In March last year, personal data from 538 million users of microblogging site Weibo was leaked and sold on the dark web, including phone numbers, gender and their geographical location. In August 2018, one of the biggest hotel chains in China, Huazhu Hotel Group, reported a leak that resulted in information from 130 million of its customers appearing on a dark web forum.

“We’re a populous country with a flourishing digital economy, so the underground data industry involves a large amount of personal information,” said Samuel Yang, a partner and specialist in cybersecurity and data protection at the Anjie law firm.

Tianjin flat buyer Liu suspects a real estate brokerage leaked her personal data, but without proof she cannot take any action.

“Trying to defend your rights won’t hurt these big platforms,” Liu said. “If the leak is not from buying a flat it would be from buying something else, and the salespeople won’t stop calling.”

China’s ‘wild era’ of internet may be ending as new personal data protection law seeks to curb Big Tech’s control over user data

Challenges lie ahead for policymakers, who need to strike a balance between stronger government control, protecting personal privacy and encouraging companies to leverage the full potential of data.

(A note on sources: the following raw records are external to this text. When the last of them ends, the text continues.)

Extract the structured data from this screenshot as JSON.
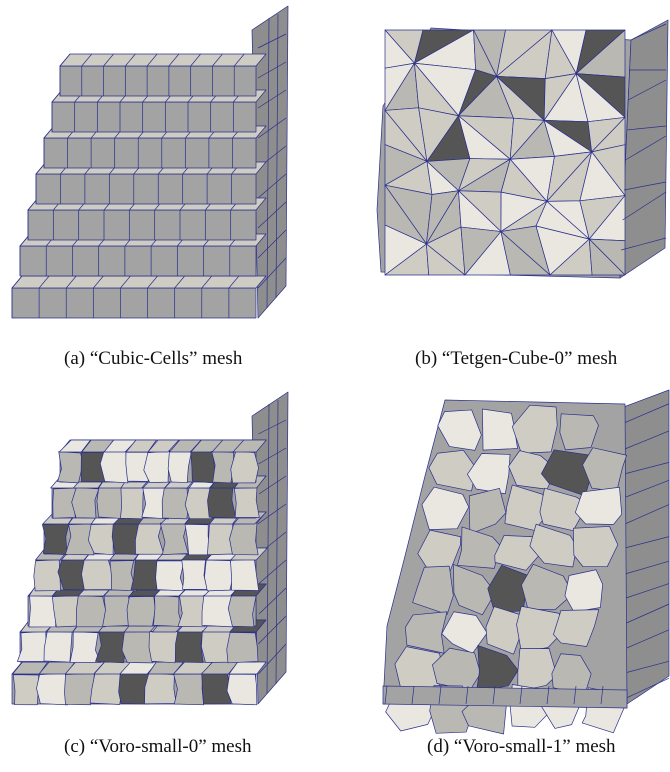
{
  "figure": {
    "panels": [
      {
        "id": "a",
        "caption": "(a) “Cubic-Cells” mesh",
        "mesh": "staircase-cubic"
      },
      {
        "id": "b",
        "caption": "(b) “Tetgen-Cube-0” mesh",
        "mesh": "cube-tetrahedral"
      },
      {
        "id": "c",
        "caption": "(c) “Voro-small-0” mesh",
        "mesh": "staircase-voronoi"
      },
      {
        "id": "d",
        "caption": "(d) “Voro-small-1” mesh",
        "mesh": "staircase-voronoi-coarse"
      }
    ],
    "colors": {
      "edge": "#2a2f8c",
      "face_top": "#cfccc4",
      "face_front": "#a3a3a3",
      "face_side": "#8e8e8e",
      "face_light": "#e9e7e0",
      "face_dark": "#555555"
    }
  }
}
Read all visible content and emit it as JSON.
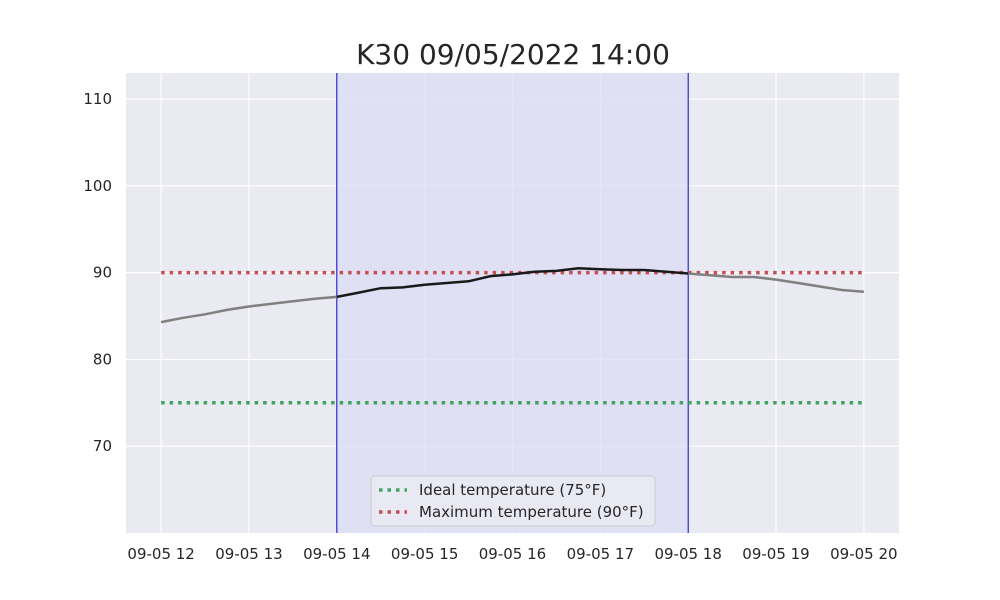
{
  "chart_data": {
    "type": "line",
    "title": "K30 09/05/2022 14:00",
    "xlabel": "",
    "ylabel": "",
    "x_tick_labels": [
      "09-05 12",
      "09-05 13",
      "09-05 14",
      "09-05 15",
      "09-05 16",
      "09-05 17",
      "09-05 18",
      "09-05 19",
      "09-05 20"
    ],
    "x_tick_hours": [
      12,
      13,
      14,
      15,
      16,
      17,
      18,
      19,
      20
    ],
    "xlim": [
      11.6,
      20.4
    ],
    "y_ticks": [
      70,
      80,
      90,
      100,
      110
    ],
    "ylim": [
      60,
      113
    ],
    "grid": true,
    "highlight_window": {
      "start_hour": 14,
      "end_hour": 18,
      "color": "#dcdcf5",
      "edge_color": "#0000cc"
    },
    "reference_lines": [
      {
        "name": "Ideal temperature (75°F)",
        "value": 75,
        "color": "#3fa25f",
        "x_range": [
          12,
          20
        ]
      },
      {
        "name": "Maximum temperature (90°F)",
        "value": 90,
        "color": "#c44e52",
        "x_range": [
          12,
          20
        ]
      }
    ],
    "series": [
      {
        "color_outside": "#808080",
        "color_inside": "#1a1a1a",
        "x": [
          12,
          12.25,
          12.5,
          12.75,
          13,
          13.25,
          13.5,
          13.75,
          14,
          14.25,
          14.5,
          14.75,
          15,
          15.25,
          15.5,
          15.75,
          16,
          16.25,
          16.5,
          16.75,
          17,
          17.25,
          17.5,
          17.75,
          18,
          18.25,
          18.5,
          18.75,
          19,
          19.25,
          19.5,
          19.75,
          20
        ],
        "y": [
          84.3,
          84.8,
          85.2,
          85.7,
          86.1,
          86.4,
          86.7,
          87.0,
          87.2,
          87.7,
          88.2,
          88.3,
          88.6,
          88.8,
          89.0,
          89.6,
          89.8,
          90.1,
          90.2,
          90.5,
          90.4,
          90.3,
          90.3,
          90.1,
          89.9,
          89.7,
          89.5,
          89.5,
          89.2,
          88.8,
          88.4,
          88.0,
          87.8
        ]
      }
    ],
    "legend": {
      "placement": "lower-center",
      "entries": [
        "Ideal temperature (75°F)",
        "Maximum temperature (90°F)"
      ]
    }
  }
}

“The Chinese government is preparing for a concerted push to create the regulations and norms that will support the buying, selling and circulation of data throughout the digital economy,” said Kendra Schaefer, head of tech policy research at Trivium China.

Last year, the central government signalled that data would play a leading role in China’s social and economic development when it listed data as a new factor of production along with land, labour and capital, with the goal of integrating the physical and digital economies. 

The central government has been trying to figure out how to create a viable market for data and establish rules around it, to ensure the smooth and secure circulation of data by pushing its bureaucracy to openly share its data, but also companies to share data from search, e-commerce and social media services for the development of a third-party big data platform.
The country’s 14th five-year plan, unveiled earlier this month, fast tracked the roll-out of two “fundamental” pieces of legislation, the Personal Information Protection Law (PIPL) and the Data Security Law. The PIPL, as its name suggests, will address personal privacy issues, while the Data Security Law will establish rules around the market for data and the basic regime of data security management, legal experts said.

With insider theft being a major source of personal information leaks, companies need to improve their own control measures and both laws will push them to do that, said Anjie’s Yang. The draft version of the PIPL, for instance, says that companies can be fined up to 50 million yuan (US$7.6 million) for violations.

“Hefty fines proposed by the Personal Information Protection Law will have a great deterrent effect on companies, who will be more motivated to protect user data,” Yang added.